Einige Kilometer vom Sitz der Organisation entfernt liegt die Kaffeefinca „Las Delicias”. Am Rande der Straße liegen die Unterkünfte der Arbeiter, es sind einfache Baracken. Gegenüber noch einfacheren Holzbaracken, die halb abgerissen im Hintergrund liegen, sind die neuen Unterkünfte ein Fortschritt. Vor ein paar Jahren wurden die Unterkünfte neu gebaut, erklärt Pérez. Auch die Löhne wurden für ein gepflücktes Quintal Kaffee (rund 46 Kilogramm) von 40 (circa 4,70 Euro) auf 60 Quetzales (circa 7,10 Euro) erhöht. Der Grund dafür ist, dass den Gutsbesitzern gerade in der Erntezeit Arbeitskräfte fehlen. Viele junge Menschen gingen lieber ohne Papiere in die USA, sagt Pérez, die als junges Mädchen selbst auf einer Kaffeefinca gearbeitet hatte.
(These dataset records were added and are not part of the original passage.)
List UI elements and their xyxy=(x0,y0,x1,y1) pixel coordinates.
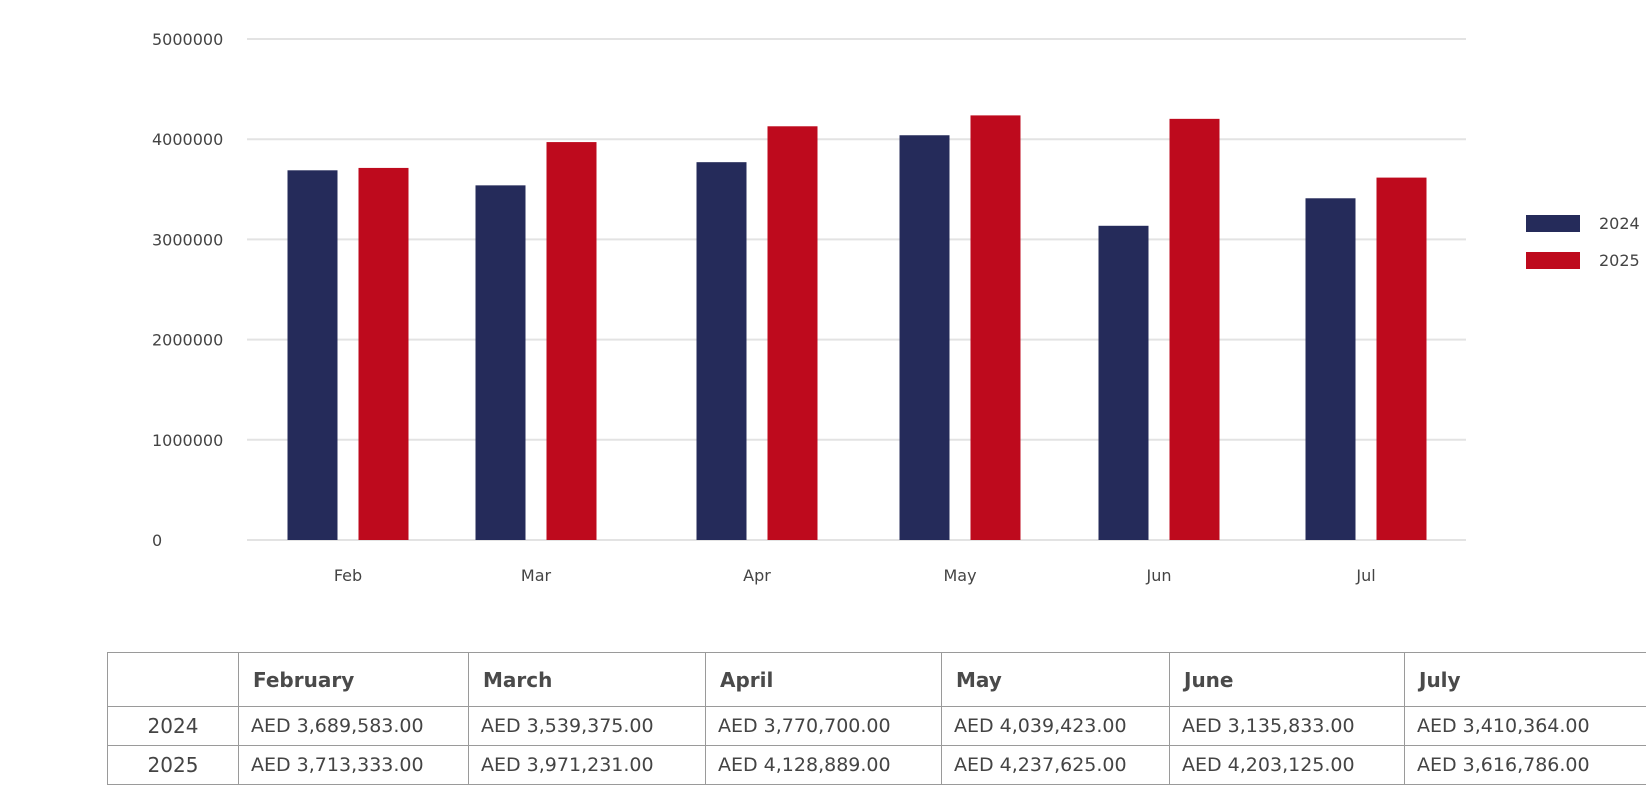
table-cell: AED 3,689,583.00 xyxy=(238,706,469,746)
legend-swatch-2025 xyxy=(1526,252,1580,269)
legend-label-2025: 2025 xyxy=(1599,251,1640,270)
bar-2024-mar xyxy=(475,185,526,541)
bar-2024-jul xyxy=(1305,198,1356,540)
table-header-april: April xyxy=(705,652,942,707)
bar-2024-jun xyxy=(1098,225,1149,540)
table-cell: AED 4,203,125.00 xyxy=(1169,745,1405,785)
table-header-july: July xyxy=(1404,652,1646,707)
y-axis: 0 1000000 2000000 3000000 4000000 5000000 xyxy=(152,30,223,550)
legend: 2024 2025 xyxy=(1526,214,1640,270)
table-header-corner xyxy=(107,652,239,707)
bar-2024-apr xyxy=(696,162,747,541)
x-axis: Feb Mar Apr May Jun Jul xyxy=(334,566,1376,585)
y-tick-label: 0 xyxy=(152,531,162,550)
table-cell: AED 4,237,625.00 xyxy=(941,745,1170,785)
table-header-march: March xyxy=(468,652,706,707)
x-tick-label: Jun xyxy=(1146,566,1172,585)
x-tick-label: Feb xyxy=(334,566,362,585)
row-label: 2024 xyxy=(107,706,239,746)
gridlines xyxy=(247,38,1466,541)
bar-2024-feb xyxy=(287,170,338,541)
table-cell: AED 3,770,700.00 xyxy=(705,706,942,746)
table-header-row: February March April May June July xyxy=(107,652,1646,707)
table-cell: AED 3,713,333.00 xyxy=(238,745,469,785)
table-header-june: June xyxy=(1169,652,1405,707)
table-cell: AED 3,971,231.00 xyxy=(468,745,706,785)
x-tick-label: Jul xyxy=(1355,566,1375,585)
bar-2025-jul xyxy=(1376,177,1427,541)
bar-2024-may xyxy=(899,135,950,540)
table-row: 2024 AED 3,689,583.00 AED 3,539,375.00 A… xyxy=(107,706,1646,746)
bar-chart: 0 1000000 2000000 3000000 4000000 5000000 Feb… xyxy=(152,30,1640,585)
y-tick-label: 2000000 xyxy=(152,331,223,350)
x-tick-label: May xyxy=(943,566,976,585)
table-row: 2025 AED 3,713,333.00 AED 3,971,231.00 A… xyxy=(107,745,1646,785)
table-header-february: February xyxy=(238,652,469,707)
bars xyxy=(287,115,1427,541)
bar-2025-jun xyxy=(1169,118,1220,541)
data-table: February March April May June July 2024 … xyxy=(107,652,1646,785)
y-tick-label: 5000000 xyxy=(152,30,223,49)
table-cell: AED 3,410,364.00 xyxy=(1404,706,1646,746)
bar-2025-mar xyxy=(546,142,597,541)
table-cell: AED 4,039,423.00 xyxy=(941,706,1170,746)
table-header-may: May xyxy=(941,652,1170,707)
table-cell: AED 3,135,833.00 xyxy=(1169,706,1405,746)
table-cell: AED 3,539,375.00 xyxy=(468,706,706,746)
legend-label-2024: 2024 xyxy=(1599,214,1640,233)
bar-2025-feb xyxy=(358,167,409,541)
y-tick-label: 3000000 xyxy=(152,230,223,249)
table-cell: AED 3,616,786.00 xyxy=(1404,745,1646,785)
table-cell: AED 4,128,889.00 xyxy=(705,745,942,785)
bar-2025-may xyxy=(970,115,1021,540)
row-label: 2025 xyxy=(107,745,239,785)
y-tick-label: 1000000 xyxy=(152,431,223,450)
legend-swatch-2024 xyxy=(1526,215,1580,232)
y-tick-label: 4000000 xyxy=(152,130,223,149)
x-tick-label: Mar xyxy=(521,566,552,585)
bar-2025-apr xyxy=(767,126,818,540)
x-tick-label: Apr xyxy=(743,566,771,585)
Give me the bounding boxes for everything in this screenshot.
Das frühere vom Gutsbesitzer betriebene Gefängnis auf der Finca „Las Delicias” – QUELLE: PRIVAT

Am Ende der Barackensiedlung liegt ein fensterloses Steinhaus, laut einem Hinweisschild 1943 errichtet. Dies diente dem Gutsbesitzer als Gefängnis, ist aber schon einige Jahrzehnte nicht mehr in Betrieb, sagt Pérez.

Am Ende der Straße liegt die Gemeinde Nueva Primavera (Neuer Frühling). Ihre Geschichte spielt eine wichtige Rolle in der MTC. 52 Arbeiter der Finca hatten im Jahr 2000 begonnen, nicht gezahlte Mindestlöhne und Sozialleistungen einzuklagen. Damals wurden Männern nur 30 bis 40 Quetzales täglich gezahlt (damals drei bis vier Euro), Frauen sogar nur 20 bis 30 Quetzales (zwei bis drei Euro), erklärt Rechtsanwalt Mario Juarez, der die Arbeiter juristisch vertrat, gegenüber amerika21. Der gesetzliche Mindestlohn pro Tag habe aber bei 90,16 Quetzales (neun Euro) gelegen. Der Arbeitskampf zog sich fast 20 Jahre hin, der Gutsbesitzer setzte immer wieder auf Verzögerungen. Erst im Jahre 2019 konnten sich Arbeiter und Gutsbesitzer in einem außergerichtlichen Mediationsverfahren einigen. Weil der Besitzer nicht zahlen konnte oder wollte, erhielten die Arbeiter Land – je nach Arbeitsjahren zwischen 0,3 und 0,4 Hektar, manche auch mehr. Arbeiter, die das Rentenalter erreicht hatten, erhielten 0,15 Hektar.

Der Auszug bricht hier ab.